The answer is of course that the homeowners taxpayers too. There are few if any people in this country who live so far off the grid that they can avoid paying taxes of some sort.
Sure. But the taxpayers who own homes beside the new railway station (or whatever) receive a substantial financial benefit from the station that the generality of taxpayers do not receive. Granted that the station has to be paid for, who exactly should pay for it? There's an obvious equity argument that those who receives a substantial direct benefit from some public facility should pay a bit more towards that facility than a those who lives at the other end of the country, who benefits only indirectly, and to a smaller degree. And property-owners whose property values will be enhanced by the facility are a textbook example of selective private benefit conferred by public spending.
 
The trouble is that these cultural spaces should be provided by the government or council, not foisted onto the builders. They are required as part of, you know, living. The problem is that the government/council funding are all struggling so these things are very far down any priority list.
 
The problem with this logic is that the main beneficiaries of infrastructural enhancements will be those who already own property locally, the majority of whom who will never be asked to contribute a cent even as the value of their properties rise once the infrastructural enhancements take effect.
 
Indeed.

Unless, of course, we introduce a serious value-based annual property tax. That would automatically capture the contribution to property values resulting from publicly-funded services, facilities and infrastructure, and it would apply equally to properties existing at the time some facility is provided, and properties constructed afterwards.
 
As good a way as any of hammering affordability for young and heavily mortgaged homeowning families.

At least it will keep out the riff raff.
 
Seeing how some apartment complex's are treated in terms of antisocial behaviour, I think this is a massive waste of money.

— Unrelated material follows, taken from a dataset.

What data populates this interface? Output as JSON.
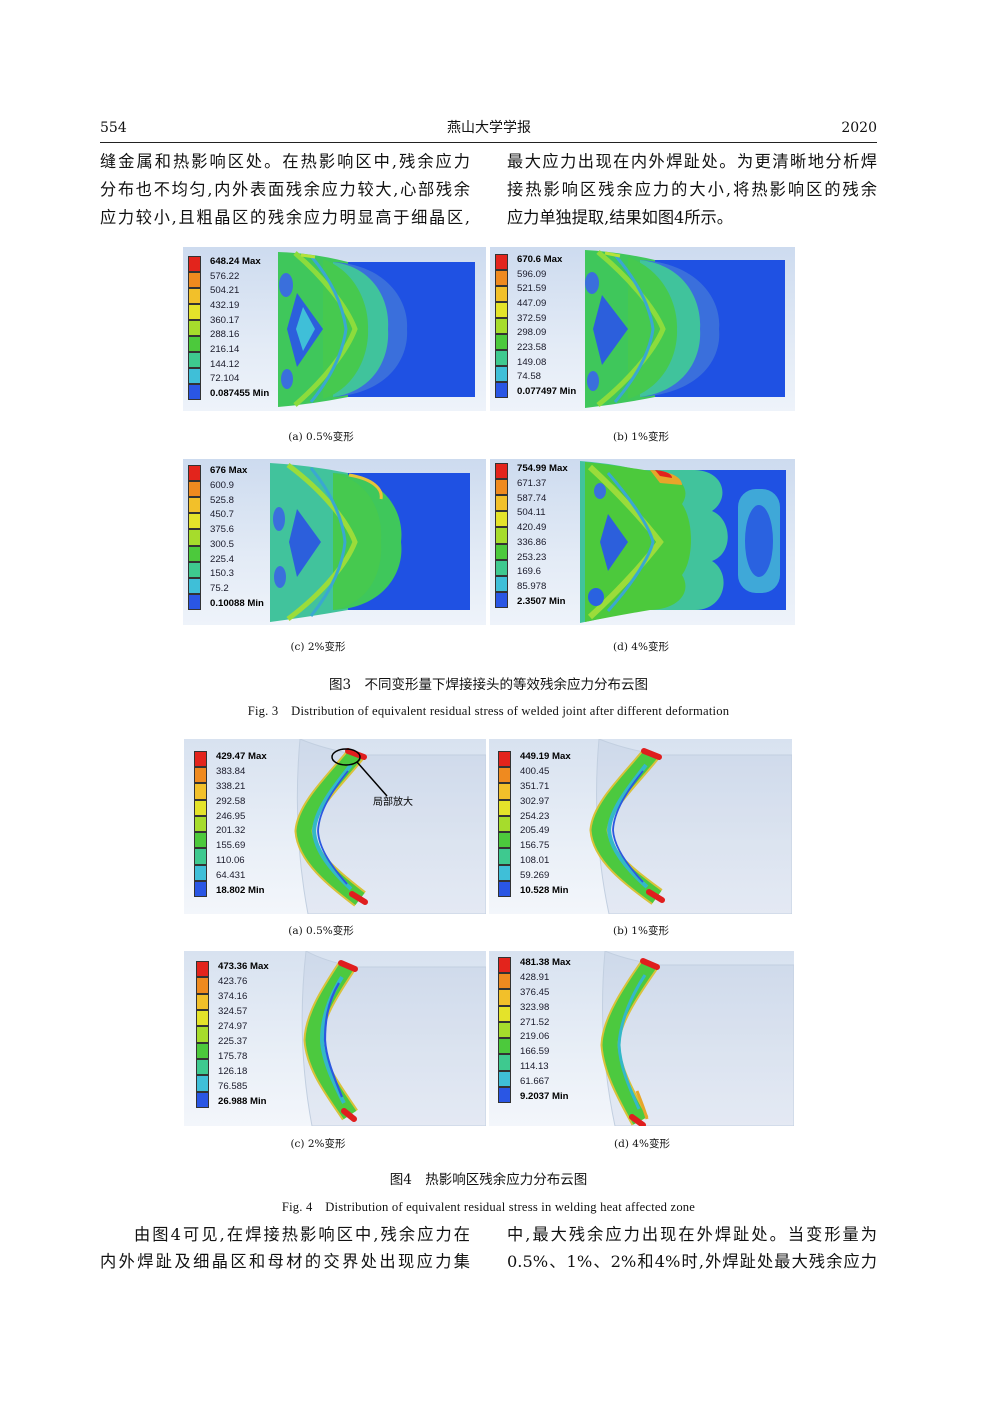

I can't see the spaces being respected. That's from my lived experience of being in a complex situated in the middle of a town centre (Ashbourne)
 
As good a way as any of hammering affordability for young and heavily mortgaged homeowning families.
Quite the opposite. Property values are inflated by the fact that they are subsidised by taxpayer-funded services and facilities; when you buy a property you are also buying the benefit of services and facilities that will be provided to your property at no cost or below cos into the future; the price you pay for the property will reflect the present value of those services and facilities. A property which carried a liablity to pay for these services and facilities as they were supplied would sell for less to begin with. Propety values would go down and the annual cost of owning a property would rise. In a perfect market (yes, I know, I know) this would be a wash; the overall cost of property ownership would be unchanged, but it would be less heavily front-loaded than at present. So it would be easier, not harder, for younger people to become property owners.
 
It very much depends on the location. There are lovely communal spaces in Rathgar at the Marianella development which are not a magnet for antisocial behaviour. It all depends on how well behaved the locals are.